Department of Preventive Medicine and Public Health, Universitat de Valencia, 46010 Valencia, Spain.
Biomedical Research Institute INCLIVA, Clinic University Hospital, 46010 Valencia, Spain.
Int J Environ Res Public Health. 2022 May 3;19(9):5546. doi: 10.3390/ijerph19095546.
Forecasting the behavior of epidemic outbreaks is vital in public health. This makes it possible to anticipate the planning and organization of the health system, as well as possible restrictive or preventive measures. During the COVID-19 pandemic, this need for prediction has been crucial. This paper attempts to characterize the alternative models that were applied in the first wave of this pandemic context, trying to shed light that could help to understand them for future practical applications. A systematic literature search was performed in standardized bibliographic repertoires, using keywords and Boolean operators to refine the findings, and selecting articles according to the main PRISMA 2020 statement recommendations. After identifying models used throughout the first wave of this pandemic (between March and June 2020), we begin by examining standard data-driven epidemiological models, including studies applying models such as SIR (Susceptible-Infected-Recovered), SQUIDER, SEIR, time-dependent SIR, and other alternatives. For data-driven methods, we identify experiences using autoregressive integrated moving average (ARIMA), evolutionary genetic programming machine learning, short-term memory (LSTM), and global epidemic and mobility models. The COVID-19 pandemic has led to intensive and evolving use of alternative infectious disease prediction models. At this point it is not easy to decide which prediction method is the best in a generic way. Moreover, although models such as the LSTM emerge as remarkably versatile and useful, the practical applicability of the alternatives depends on the specific context of the underlying variable and on the information of the target to be prioritized. In addition, the robustness of the assessment is conditioned by heterogeneity in the quality of information sources and differences in the characteristics of disease control interventions. Further comprehensive comparison of the performance of models in comparable situations, assessing their predictive validity, is needed. This will help determine the most reliable and practical methods for application in future outbreaks and eventual pandemics.
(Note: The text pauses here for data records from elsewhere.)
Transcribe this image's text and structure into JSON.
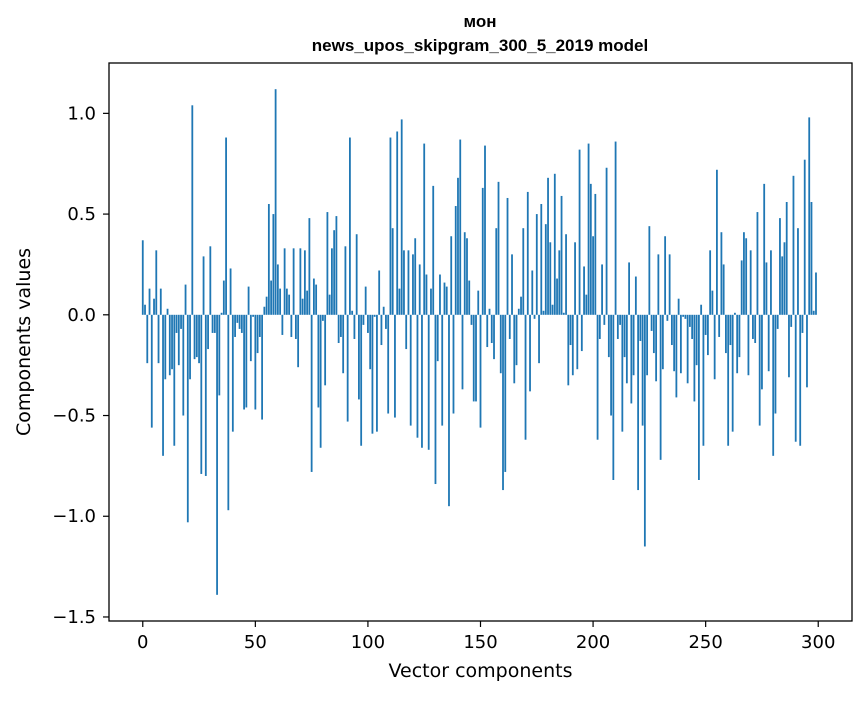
{
  "chart_data": {
    "type": "bar",
    "title": "мон\nnews_upos_skipgram_300_5_2019 model",
    "title_lines": [
      "мон",
      "news_upos_skipgram_300_5_2019 model"
    ],
    "xlabel": "Vector components",
    "ylabel": "Components values",
    "xlim": [
      -15,
      315
    ],
    "ylim": [
      -1.52,
      1.25
    ],
    "xticks": [
      0,
      50,
      100,
      150,
      200,
      250,
      300
    ],
    "yticks": [
      -1.5,
      -1.0,
      -0.5,
      0.0,
      0.5,
      1.0
    ],
    "ytick_labels": [
      "−1.5",
      "−1.0",
      "−0.5",
      "0.0",
      "0.5",
      "1.0"
    ],
    "grid": false,
    "bar_color": "#1f77b4",
    "bar_width": 0.8,
    "values": [
      0.37,
      0.05,
      -0.24,
      0.13,
      -0.56,
      0.08,
      0.32,
      -0.24,
      0.13,
      -0.7,
      -0.32,
      0.03,
      -0.3,
      -0.27,
      -0.65,
      -0.09,
      -0.25,
      -0.07,
      -0.5,
      0.15,
      -1.03,
      -0.32,
      1.04,
      -0.22,
      -0.21,
      -0.24,
      -0.79,
      0.29,
      -0.8,
      -0.17,
      0.34,
      -0.09,
      -0.09,
      -1.39,
      -0.4,
      0.01,
      0.17,
      0.88,
      -0.97,
      0.23,
      -0.58,
      -0.11,
      -0.04,
      -0.07,
      -0.09,
      -0.47,
      -0.46,
      0.14,
      -0.23,
      -0.01,
      -0.47,
      -0.19,
      -0.11,
      -0.52,
      0.04,
      0.09,
      0.55,
      0.17,
      0.5,
      1.12,
      0.25,
      0.13,
      -0.1,
      0.33,
      0.13,
      0.1,
      -0.11,
      0.33,
      -0.12,
      -0.26,
      0.33,
      0.08,
      0.32,
      0.12,
      0.48,
      -0.78,
      0.18,
      0.15,
      -0.46,
      -0.66,
      -0.03,
      -0.35,
      0.51,
      0.1,
      0.33,
      0.42,
      0.49,
      -0.14,
      -0.11,
      -0.29,
      0.34,
      -0.53,
      0.88,
      0.02,
      -0.12,
      0.4,
      -0.42,
      -0.65,
      -0.05,
      0.14,
      -0.09,
      -0.27,
      -0.59,
      -0.01,
      -0.58,
      0.22,
      -0.15,
      0.04,
      -0.07,
      -0.49,
      0.88,
      0.43,
      -0.51,
      0.91,
      0.13,
      0.97,
      0.32,
      -0.17,
      0.32,
      -0.55,
      0.3,
      0.38,
      -0.61,
      0.25,
      -0.66,
      0.85,
      0.2,
      -0.67,
      0.13,
      0.64,
      -0.84,
      -0.23,
      0.2,
      -0.55,
      0.16,
      0.14,
      -0.95,
      0.39,
      -0.49,
      0.54,
      0.68,
      0.87,
      -0.37,
      0.41,
      0.38,
      0.17,
      -0.05,
      -0.43,
      -0.43,
      0.12,
      -0.56,
      0.63,
      0.84,
      -0.16,
      0.03,
      -0.14,
      -0.22,
      0.43,
      0.66,
      -0.29,
      -0.87,
      -0.78,
      0.58,
      -0.12,
      0.3,
      -0.34,
      -0.25,
      0.03,
      0.09,
      0.43,
      -0.62,
      0.61,
      -0.38,
      0.22,
      -0.02,
      0.5,
      -0.24,
      0.55,
      0.02,
      0.45,
      0.68,
      0.36,
      0.05,
      0.7,
      0.18,
      0.32,
      0.59,
      0.01,
      0.4,
      -0.35,
      -0.15,
      -0.3,
      0.36,
      -0.27,
      0.82,
      -0.18,
      0.24,
      0.1,
      0.85,
      0.65,
      0.39,
      0.6,
      -0.62,
      -0.12,
      0.25,
      -0.05,
      0.73,
      -0.21,
      -0.5,
      -0.82,
      0.86,
      -0.12,
      -0.05,
      -0.58,
      -0.21,
      -0.34,
      0.26,
      -0.44,
      -0.3,
      0.19,
      -0.87,
      -0.13,
      -0.55,
      -1.15,
      -0.3,
      0.44,
      -0.08,
      -0.19,
      -0.33,
      0.3,
      -0.72,
      -0.27,
      0.39,
      -0.03,
      0.3,
      -0.15,
      -0.28,
      -0.41,
      0.08,
      -0.29,
      -0.01,
      -0.02,
      -0.34,
      -0.06,
      -0.12,
      -0.43,
      -0.25,
      -0.82,
      0.05,
      -0.65,
      -0.1,
      -0.2,
      0.32,
      0.12,
      -0.32,
      0.72,
      -0.11,
      0.41,
      0.25,
      -0.19,
      -0.65,
      -0.15,
      -0.58,
      0.01,
      -0.29,
      -0.21,
      0.27,
      0.41,
      0.38,
      -0.3,
      0.32,
      -0.12,
      -0.14,
      0.51,
      -0.55,
      -0.37,
      0.65,
      0.26,
      -0.28,
      0.32,
      -0.7,
      -0.49,
      -0.07,
      0.48,
      0.29,
      0.36,
      0.56,
      -0.31,
      -0.06,
      0.69,
      -0.63,
      0.43,
      -0.65,
      -0.09,
      0.77,
      -0.36,
      0.98,
      0.56,
      0.02,
      0.21
    ]
  }
}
预测疫情爆发的行为对于公共卫生至关重要。这使得规划和组织卫生系统,以及采取可能的限制性或预防性措施成为可能。在 COVID-19 大流行期间,这种预测需求至关重要。本文试图描述在这一疫情大流行背景下的第一波疫情中应用的替代模型,试图为未来的实际应用提供帮助。
我们在标准化文献目录中进行了系统的文献检索,使用关键词和布尔运算符来细化发现结果,并根据主要的 PRISMA 2020 声明建议选择文章。在确定了整个第一波疫情(2020 年 3 月至 6 月)期间使用的模型后,我们首先研究了标准的基于数据的流行病学模型,包括应用 SIR(易感-感染-恢复)、SQUIDER、SEIR、时变 SIR 等模型的研究。对于基于数据的方法,我们确定了使用自回归综合移动平均(ARIMA)、进化遗传编程机器学习、短期记忆(LSTM)和全球疫情和流动性模型的经验。
COVID-19 大流行导致了替代传染病预测模型的密集和不断发展的使用。目前,很难一概而论地决定哪种预测方法是最好的。此外,尽管 LSTM 等模型具有显著的多功能性和实用性,但替代方案的实际适用性取决于潜在变量的具体背景以及要优先考虑的目标信息。此外,评估的稳健性受到信息源质量的异质性和疾病控制干预措施特征差异的影响。需要进一步对可比情况下模型的性能进行全面比较,评估其预测有效性,以确定在未来疫情和大流行中应用最可靠和实用的方法。